Americanah, de Chimamanda Ngozi ADICHIE

Publié le par Alice

Americanah, de Chimamanda Ngozi ADICHIE

Gros coup de coeur pour ce roman, Americanah qui pose des mots sur ce que j'entends dans mon quotidien de blanche, ou plutôt "rose" me plais-je à dire, entourée de noirs ou "marrons".

Si vous saviez les heures passées à discuter de manière formelle ou non sur la couleur de peau, sur la manière dont ils se sentent perçus dans notre petite ville du Nord, où les Vikings sont plus courants que ceux venant de n'importe quelle autre région.

Depuis 15 ans que j'enseigne à des groupes composés à 90 % de jeunes venant de Mayotte, Guadeloupe, Martinique, Réunion, Guyane, je crois avoir complètement dédramatisé et sorti de l'ombre des discussions pourtant tabous sur la couleur de peau, la religion, la culture.

Chaque année, je cherche à comprendre l'importance du cheveu, de sa texture, de son implantation qui identifie clairement l'origine géographique ou le métissage. Combien de nuances (chabin, métisse, mulâtre, coulis...) ? Ce que d'ailleurs le roman met clairement en valeur puisque la scène dans le salon de coiffure apparait en filigrane durant les 500 pages.

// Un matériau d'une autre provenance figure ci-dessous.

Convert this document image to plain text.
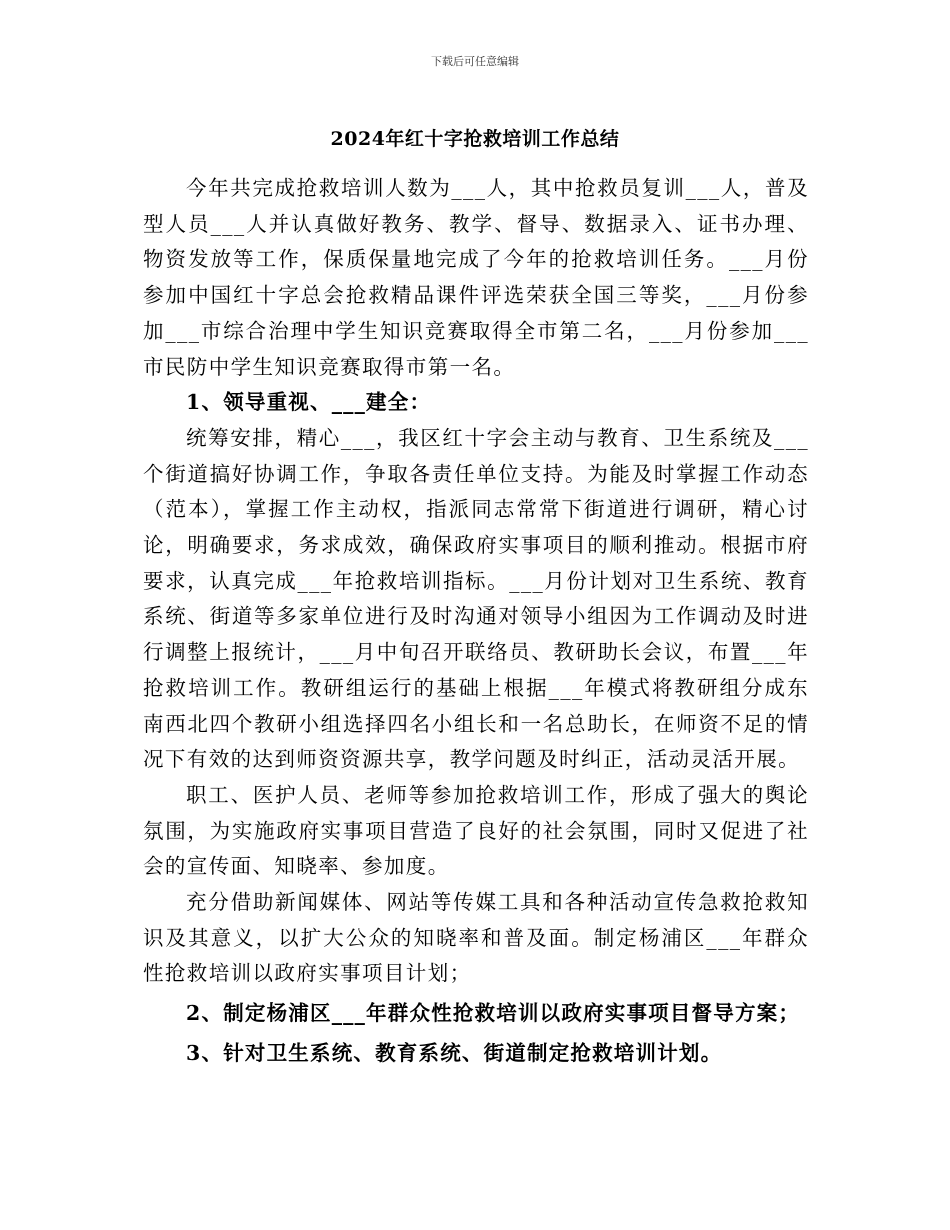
下载后可任意编辑
2024年红十字抢救培训工作总结

今年共完成抢救培训人数为___人，其中抢救员复训___人，普及型人员___人并认真做好教务、教学、督导、数据录入、证书办理、物资发放等工作，保质保量地完成了今年的抢救培训任务。___月份参加中国红十字总会抢救精品课件评选荣获全国三等奖，___月份参加___市综合治理中学生知识竞赛取得全市第二名，___月份参加___市民防中学生知识竞赛取得市第一名。

1、领导重视、___建全：

统筹安排，精心___，我区红十字会主动与教育、卫生系统及___个街道搞好协调工作，争取各责任单位支持。为能及时掌握工作动态（范本），掌握工作主动权，指派同志常常下街道进行调研，精心讨论，明确要求，务求成效，确保政府实事项目的顺利推动。根据市府要求，认真完成___年抢救培训指标。___月份计划对卫生系统、教育系统、街道等多家单位进行及时沟通对领导小组因为工作调动及时进行调整上报统计，___月中旬召开联络员、教研助长会议，布置___年抢救培训工作。教研组运行的基础上根据___年模式将教研组分成东南西北四个教研小组选择四名小组长和一名总助长，在师资不足的情况下有效的达到师资资源共享，教学问题及时纠正，活动灵活开展。

职工、医护人员、老师等参加抢救培训工作，形成了强大的舆论氛围，为实施政府实事项目营造了良好的社会氛围，同时又促进了社会的宣传面、知晓率、参加度。

充分借助新闻媒体、网站等传媒工具和各种活动宣传急救抢救知识及其意义，以扩大公众的知晓率和普及面。制定杨浦区___年群众性抢救培训以政府实事项目计划；

2、制定杨浦区___年群众性抢救培训以政府实事项目督导方案；

3、针对卫生系统、教育系统、街道制定抢救培训计划。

Se sent-on stigmatisé comme noir en France? A l'image du personnage (Ifemelu) qui prend conscience de sa couleur de peau quand elle quitte l'Afrique pour l'Amérique et s'aperçoit que le regard posé sur elle est avant tout le regard de la différence de peau, et donc de culture, et donc d'éducation, et donc de niveau social.

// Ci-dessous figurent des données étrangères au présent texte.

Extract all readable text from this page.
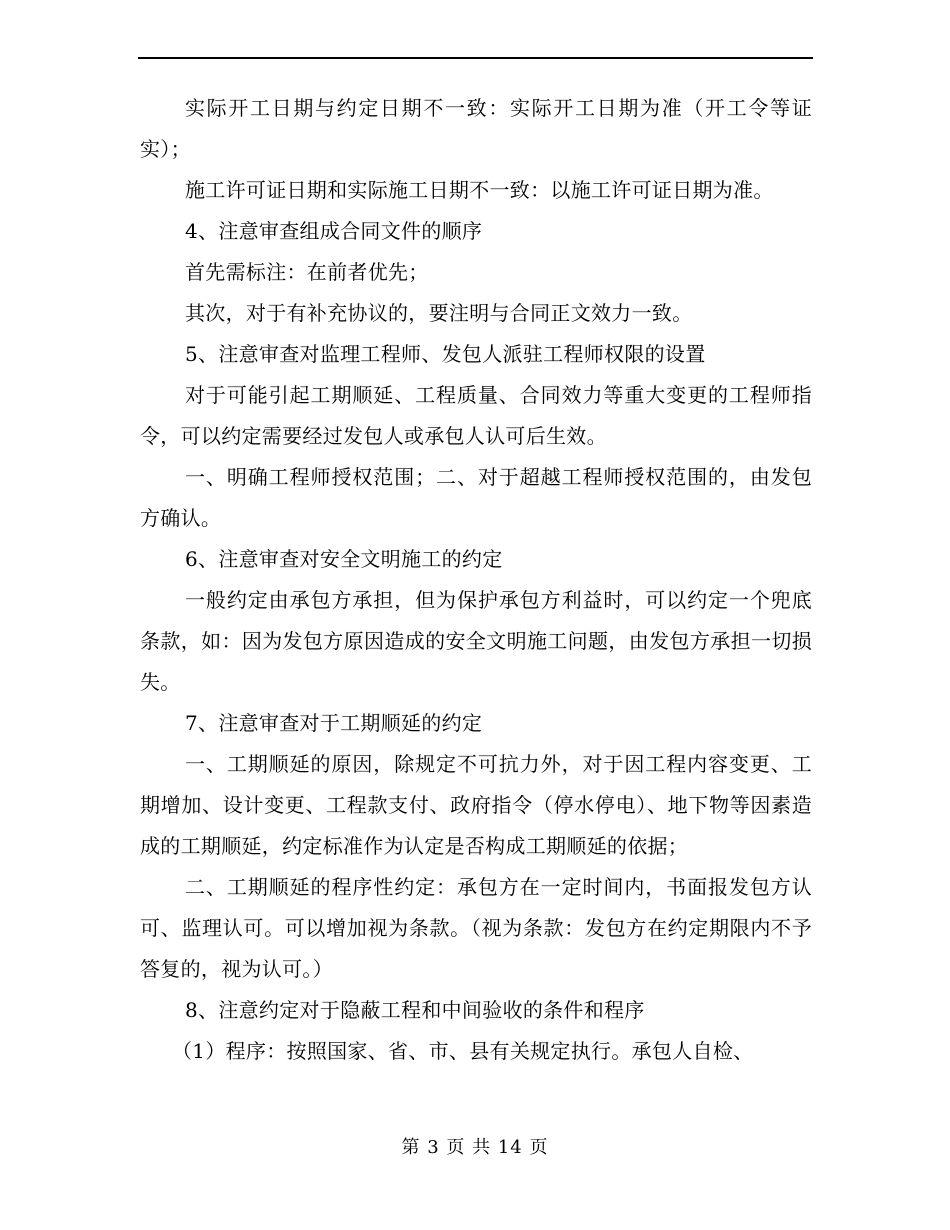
实际开工日期与约定日期不一致：实际开工日期为准（开工令等证实）；

施工许可证日期和实际施工日期不一致：以施工许可证日期为准。

4、注意审查组成合同文件的顺序

首先需标注：在前者优先；

其次，对于有补充协议的，要注明与合同正文效力一致。

5、注意审查对监理工程师、发包人派驻工程师权限的设置

对于可能引起工期顺延、工程质量、合同效力等重大变更的工程师指令，可以约定需要经过发包人或承包人认可后生效。

一、明确工程师授权范围；二、对于超越工程师授权范围的，由发包方确认。

6、注意审查对安全文明施工的约定

一般约定由承包方承担，但为保护承包方利益时，可以约定一个兜底条款，如：因为发包方原因造成的安全文明施工问题，由发包方承担一切损失。

7、注意审查对于工期顺延的约定

一、工期顺延的原因，除规定不可抗力外，对于因工程内容变更、工期增加、设计变更、工程款支付、政府指令（停水停电）、地下物等因素造成的工期顺延，约定标准作为认定是否构成工期顺延的依据；

二、工期顺延的程序性约定：承包方在一定时间内，书面报发包方认可、监理认可。可以增加视为条款。（视为条款：发包方在约定期限内不予答复的，视为认可。）

8、注意约定对于隐蔽工程和中间验收的条件和程序

（1）程序：按照国家、省、市、县有关规定执行。承包人自检、

第 3 页 共 14 页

Moi, en tant que "rose", normande de Normandie, j'ai envie de croire qu'on ne les regarde pas différemment, comme moi (qui, au quotidien, suis plus entourée de "marrons" que de roses"). Mais non, la réalité est autre. Etrangement et tristement autre : comme l'héroïne du roman en fait elle-même l'expérience, ouvrez 10 magazines de presse féminine, combien vous verrez de pages avec des mannequins, des publicités mettant en valeur une femme noire de peau? une dizaine au grand maximum, sur des centaines de pages.

Comment, dans ce cas, blâmer ou s'étonner quand je demandais à une jeune femme, ce qu'elle entendait par "dossier noir" dans son ordinateur quand elle m'avouait qu'elle était cinéphile. Ce à quoi, avec beaucoup de spontanéité, celle-ci me répondit : " Ben, madame, ce sont des films avec des noirs comme acteurs".

Peut-on s'identifier facilement à un pays, à une culture quand les médias choisissent de pas montrer des personnes qui nous ressemblent?

Je n'évoquerais pas la question de l'accent natal (lue dans le livre) que l'on est obligé de perdre au risque de se faire passer pour un illétré? ou une personne incapable de s'intégrer? Chaque année, mes stagiaires ne peuvent parler créole dans le bus sans entendre "qu'ils retournent dans leur pays s'ils ne savent pas parler français!", que devraient-ils répondre, eux qui se savent français depuis des générations et ne se sont jamais sentis autres?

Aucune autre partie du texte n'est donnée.